何が彼女をそこまで追い詰めているのかは分からない。酔うと人格がコロっと変わるのは皆知っているが、普段無意識に染み込ませている船長への"畏怖"が、溜め込んでいた己の思いが酒の力で爆発しただけならそれはそれで構わないのだが。…明日サッパリ抜けた記憶を持って船長に謝り続けるライが全員の頭に浮かんでいるのは言うまでもない。

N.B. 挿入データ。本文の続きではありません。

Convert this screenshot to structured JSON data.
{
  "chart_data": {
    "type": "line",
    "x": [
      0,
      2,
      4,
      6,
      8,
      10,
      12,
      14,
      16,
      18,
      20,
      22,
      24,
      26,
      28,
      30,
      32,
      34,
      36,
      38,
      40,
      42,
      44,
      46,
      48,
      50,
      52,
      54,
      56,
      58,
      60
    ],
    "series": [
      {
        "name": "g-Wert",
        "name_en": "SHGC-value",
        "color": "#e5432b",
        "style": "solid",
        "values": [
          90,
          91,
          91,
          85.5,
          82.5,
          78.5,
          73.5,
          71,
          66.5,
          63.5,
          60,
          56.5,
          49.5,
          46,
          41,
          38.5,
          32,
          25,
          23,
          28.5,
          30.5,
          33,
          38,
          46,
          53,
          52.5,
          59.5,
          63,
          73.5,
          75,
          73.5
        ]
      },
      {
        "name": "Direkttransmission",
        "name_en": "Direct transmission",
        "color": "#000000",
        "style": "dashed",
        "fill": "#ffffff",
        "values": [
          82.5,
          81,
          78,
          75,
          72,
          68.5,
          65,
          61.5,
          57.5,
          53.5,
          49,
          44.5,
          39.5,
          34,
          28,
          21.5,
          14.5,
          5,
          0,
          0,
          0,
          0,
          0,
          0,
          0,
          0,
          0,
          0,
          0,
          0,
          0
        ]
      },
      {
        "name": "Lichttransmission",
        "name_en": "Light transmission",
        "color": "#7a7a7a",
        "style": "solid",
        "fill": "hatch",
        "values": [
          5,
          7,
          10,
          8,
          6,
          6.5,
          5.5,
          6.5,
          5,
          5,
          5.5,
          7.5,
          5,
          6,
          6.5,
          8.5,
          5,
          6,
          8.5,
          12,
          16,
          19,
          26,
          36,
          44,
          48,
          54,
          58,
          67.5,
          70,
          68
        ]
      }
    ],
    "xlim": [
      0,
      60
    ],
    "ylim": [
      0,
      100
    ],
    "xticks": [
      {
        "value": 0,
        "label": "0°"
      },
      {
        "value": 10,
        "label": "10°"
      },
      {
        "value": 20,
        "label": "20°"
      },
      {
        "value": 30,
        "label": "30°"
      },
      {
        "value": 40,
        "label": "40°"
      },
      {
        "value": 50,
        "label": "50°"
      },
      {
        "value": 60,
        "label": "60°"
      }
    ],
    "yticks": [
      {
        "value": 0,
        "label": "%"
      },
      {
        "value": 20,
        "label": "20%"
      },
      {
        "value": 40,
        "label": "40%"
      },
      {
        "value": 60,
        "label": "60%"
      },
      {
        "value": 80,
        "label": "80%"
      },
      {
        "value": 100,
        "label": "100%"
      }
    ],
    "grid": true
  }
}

「…それを食って元の世界に帰れなくなったらどうするんだ、お前は」


初めて己に見せるライの態度に少なからずローは歓心していたが、内容が内容なだけにどちらかといえば今は腹ただしさに苛まれていた。

悪魔の実についても知っているから抵抗がないのは分かる。しかし、能力があれば強くなれると思っているところが単純。相変わらず分かっていても理解が乏しい、俗に言う知ったかぶりと同じだ。悪魔の実を食べたところでその力を発揮できなければ意味がない。それこそ、その実に喰らいつくされミイラになるだろう。
それに、ライはこの世界の人間ではない。血液も異なるくらいだ、この特殊能力でその小さな身体がどうなるのかなんて医者のローですら分からない。力を付けなくてもいいというのも本心だが、己の力でどうにも出来ない事態が起こるのをローは避けたいのだ。


「っ、それでも、ええ」

「…あ?」

「…ウチは、この世界で、生きてかなアカン。…せやから、皆の足手まといにならんような、力が欲しい」

「最初はあんなに帰りたがってたじゃねェか」

「っ、皆と一緒におりたいから…その為に強くならなアカンって、思ってるだけやんか……仲間になるってそういう事ちゃうの?そう言うてくれたん船長やんか…!!」

「お前は強くなる必要はねェって言ったのが聞こえなかったか」

「っ、何で、いつまでも足引っ張りたくないねん…!!守られてばっかり、そんなん嫌や!!」

「俺がそれで良いと言っている。コイツ等も別にお前にそこまで強く――」

「っ、何でよ!何で分かってくれへんのこの分からず屋!!!」


ライはアシカの背をグッと押して立ち上がり、走って食堂を出て行ってしまった。
いつもどおりペンギンがフォローへ回ろうとしたが「放っておけゴネてるだけだ」と言ってローは彼の足を止めた。先と同じように悪魔の実を宙へ放り投げては掴みを繰り返す船長の顔はいつになく複雑な顔をしていて、ペンギンはなんて声をかけたらいいのか分からなかったが、


「方言丸出しで怒るライちゃんも可愛いなぁ〜」


…セイウチは重い雰囲気をぶち壊す天才だと思う。ペンギンは船長へのフォローを諦め、深いため息を吐き出した。